King, the company behind the arcade-style puzzle game, is working on developing the next big thing, aware that interest in Candy Crush could eventually fizzle.
"I think that all games have a natural lifespan," King developer and "games guru" Tommy Palm told CNNMoney.
"As a company, we've always been about making many games and continuing to innovate and try new concepts. At the same time as continuing with Candy Crush, we are also coming up with new great games."
King, which offers 150 games in 14 languages, is preparing for a stock market listing in New York, a source familiar with the deal said last month.

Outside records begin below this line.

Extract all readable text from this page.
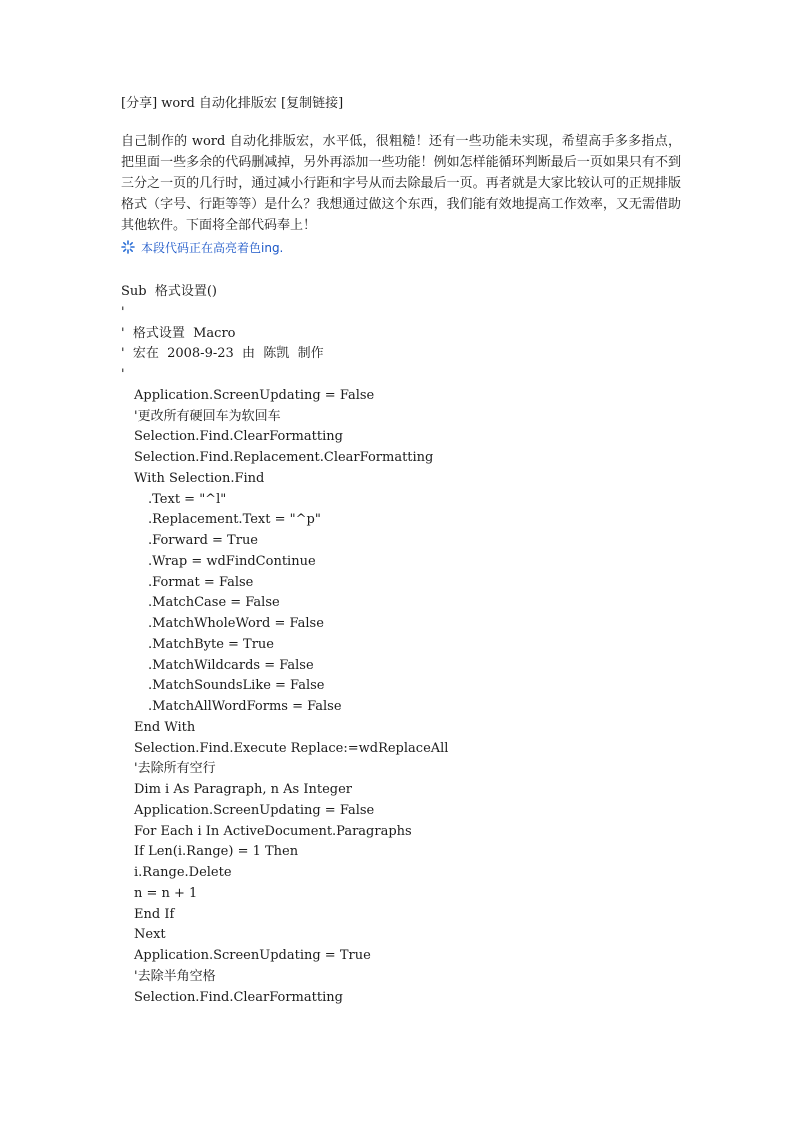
[分享] word 自动化排版宏 [复制链接]
自己制作的 word 自动化排版宏，水平低，很粗糙！还有一些功能未实现，希望高手多多指点，把里面一些多余的代码删减掉，另外再添加一些功能！例如怎样能循环判断最后一页如果只有不到三分之一页的几行时，通过减小行距和字号从而去除最后一页。再者就是大家比较认可的正规排版格式（字号、行距等等）是什么？我想通过做这个东西，我们能有效地提高工作效率，又无需借助其他软件。下面将全部代码奉上！
本段代码正在高亮着色ing.
Sub  格式设置()
'
'  格式设置  Macro
'  宏在  2008-9-23  由  陈凯  制作
'
Application.ScreenUpdating = False
'更改所有硬回车为软回车
Selection.Find.ClearFormatting
Selection.Find.Replacement.ClearFormatting
With Selection.Find
.Text = "^l"
.Replacement.Text = "^p"
.Forward = True
.Wrap = wdFindContinue
.Format = False
.MatchCase = False
.MatchWholeWord = False
.MatchByte = True
.MatchWildcards = False
.MatchSoundsLike = False
.MatchAllWordForms = False
End With
Selection.Find.Execute Replace:=wdReplaceAll
'去除所有空行
Dim i As Paragraph, n As Integer
Application.ScreenUpdating = False
For Each i In ActiveDocument.Paragraphs
If Len(i.Range) = 1 Then
i.Range.Delete
n = n + 1
End If
Next
Application.ScreenUpdating = True
'去除半角空格
Selection.Find.ClearFormatting
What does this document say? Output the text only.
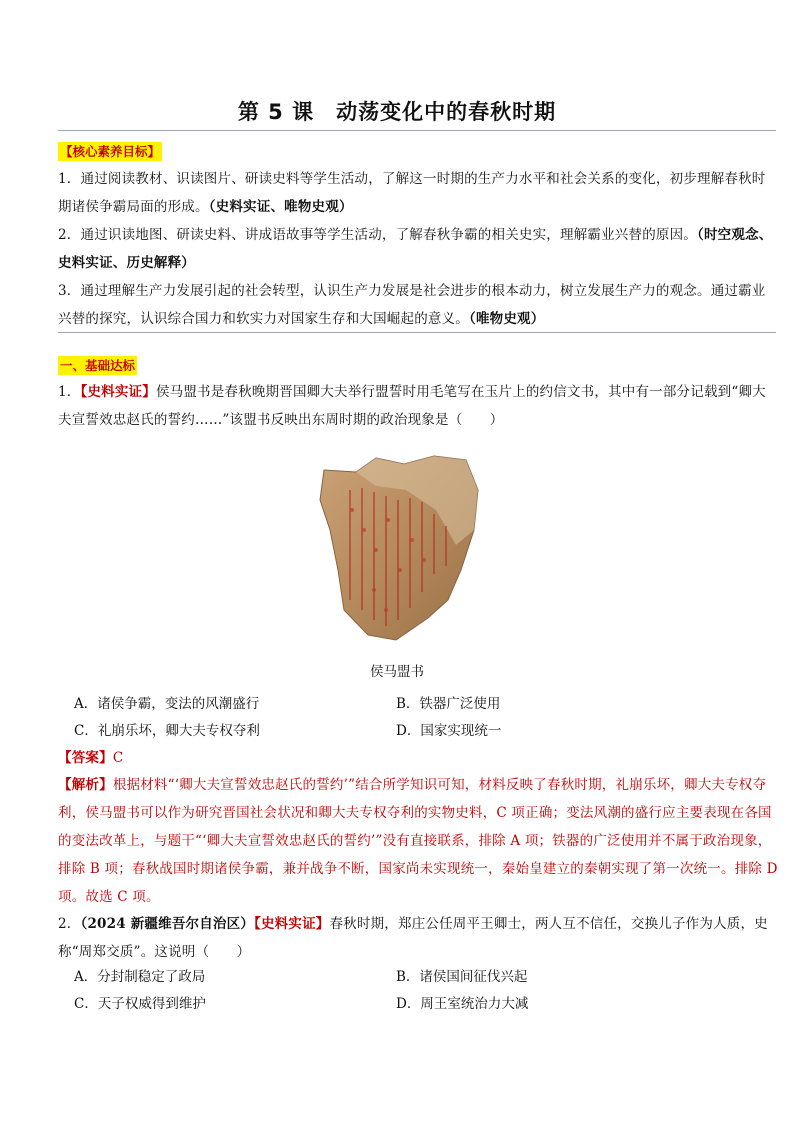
第 5 课　动荡变化中的春秋时期
【核心素养目标】
1．通过阅读教材、识读图片、研读史料等学生活动，了解这一时期的生产力水平和社会关系的变化，初步理解春秋时期诸侯争霸局面的形成。（史料实证、唯物史观）
2．通过识读地图、研读史料、讲成语故事等学生活动，了解春秋争霸的相关史实，理解霸业兴替的原因。（时空观念、史料实证、历史解释）
3．通过理解生产力发展引起的社会转型，认识生产力发展是社会进步的根本动力，树立发展生产力的观念。通过霸业兴替的探究，认识综合国力和软实力对国家生存和大国崛起的意义。（唯物史观）
一、基础达标
1．【史料实证】侯马盟书是春秋晚期晋国卿大夫举行盟誓时用毛笔写在玉片上的约信文书，其中有一部分记载到“卿大夫宣誓效忠赵氏的誓约……”该盟书反映出东周时期的政治现象是（　　）
侯马盟书
A．诸侯争霸，变法的风潮盛行	B．铁器广泛使用
C．礼崩乐坏，卿大夫专权夺利	D．国家实现统一
【答案】C
【解析】根据材料“‘卿大夫宣誓效忠赵氏的誓约’”结合所学知识可知，材料反映了春秋时期，礼崩乐坏，卿大夫专权夺利，侯马盟书可以作为研究晋国社会状况和卿大夫专权夺利的实物史料，C 项正确；变法风潮的盛行应主要表现在各国的变法改革上，与题干“‘卿大夫宣誓效忠赵氏的誓约’”没有直接联系，排除 A 项；铁器的广泛使用并不属于政治现象，排除 B 项；春秋战国时期诸侯争霸，兼并战争不断，国家尚未实现统一，秦始皇建立的秦朝实现了第一次统一。排除 D 项。故选 C 项。
2．（2024 新疆维吾尔自治区）【史料实证】春秋时期，郑庄公任周平王卿士，两人互不信任，交换儿子作为人质，史称“周郑交质”。这说明（　　）
A．分封制稳定了政局	B．诸侯国间征伐兴起
C．天子权威得到维护	D．周王室统治力大减
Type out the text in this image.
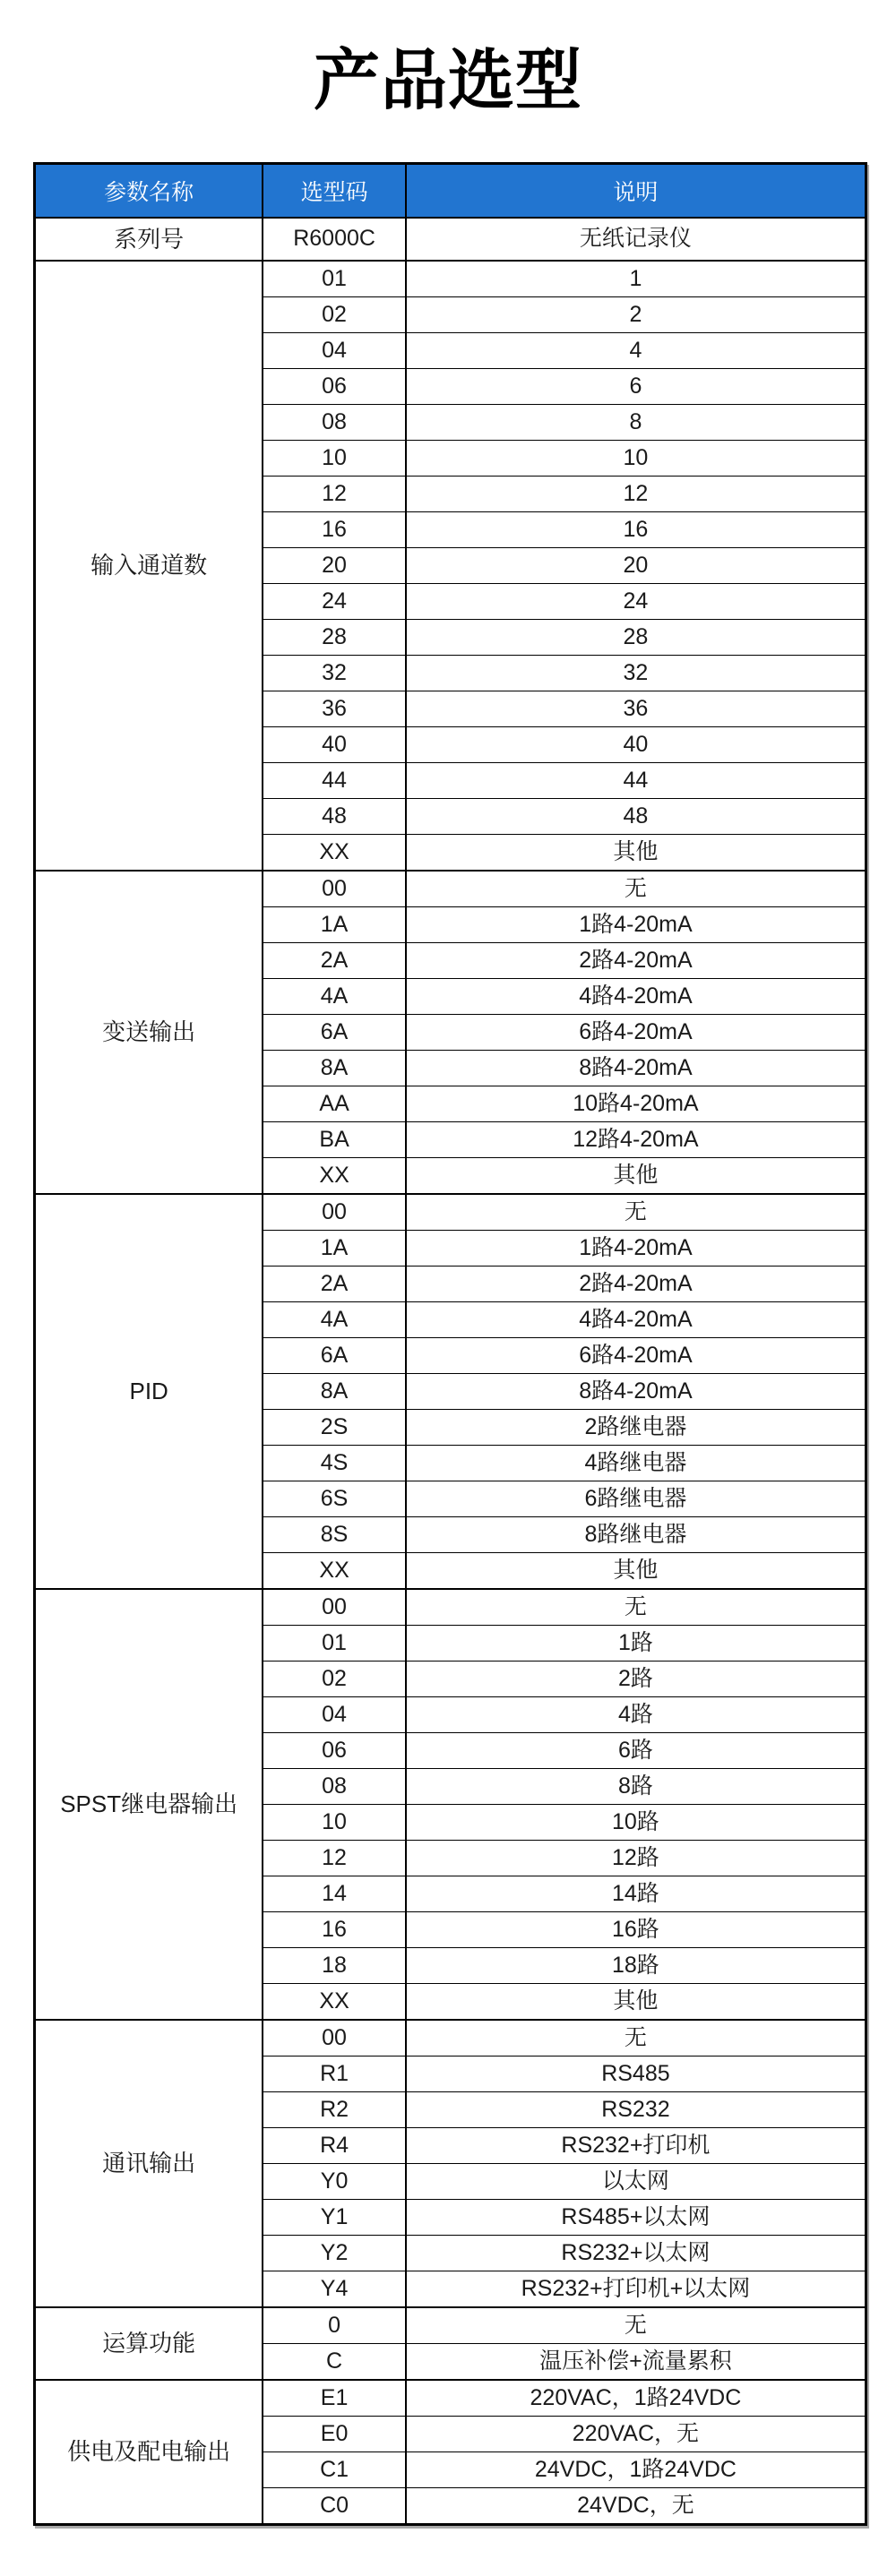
产品选型
参数名称	选型码	说明
系列号	R6000C	无纸记录仪
输入通道数	01	1
	02	2
	04	4
	06	6
	08	8
	10	10
	12	12
	16	16
	20	20
	24	24
	28	28
	32	32
	36	36
	40	40
	44	44
	48	48
	XX	其他
变送输出	00	无
	1A	1路4-20mA
	2A	2路4-20mA
	4A	4路4-20mA
	6A	6路4-20mA
	8A	8路4-20mA
	AA	10路4-20mA
	BA	12路4-20mA
	XX	其他
PID	00	无
	1A	1路4-20mA
	2A	2路4-20mA
	4A	4路4-20mA
	6A	6路4-20mA
	8A	8路4-20mA
	2S	2路继电器
	4S	4路继电器
	6S	6路继电器
	8S	8路继电器
	XX	其他
SPST继电器输出	00	无
	01	1路
	02	2路
	04	4路
	06	6路
	08	8路
	10	10路
	12	12路
	14	14路
	16	16路
	18	18路
	XX	其他
通讯输出	00	无
	R1	RS485
	R2	RS232
	R4	RS232+打印机
	Y0	以太网
	Y1	RS485+以太网
	Y2	RS232+以太网
	Y4	RS232+打印机+以太网
运算功能	0	无
	C	温压补偿+流量累积
供电及配电输出	E1	220VAC，1路24VDC
	E0	220VAC，无
	C1	24VDC，1路24VDC
	C0	24VDC，无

It will need to keep producing a healthy pipeline of new games if it's to justify the reported valuation of $5 billion.
Palm said he could not comment on a possible IPO.
King's success so far has hinged on its ability to get people to play games for free, and then convince them to pay for additional in-game perks once they're hooked.
According to analysts, the game has been wildly successful in the tricky "freemium" category.
Consultant Think Gaming estimates Candy Crush makes over $875,000 per day from American users on Apple's (Fortune 500) iOS platform, with the average user paying roughly $5 in total for in-game perks. ,
King's second most popular game, Pet Rescue Saga, currently ranks fourth in terms of daily revenue generation compared to other games on the iOS platform, according to Think Gaming. Palm said it was becoming steadily more popular.
To mark the one-year anniversary since Candy Crush launched on cellphones and tablets, King will be rolling out a number of "special treats" for players in the weeks to come, he said.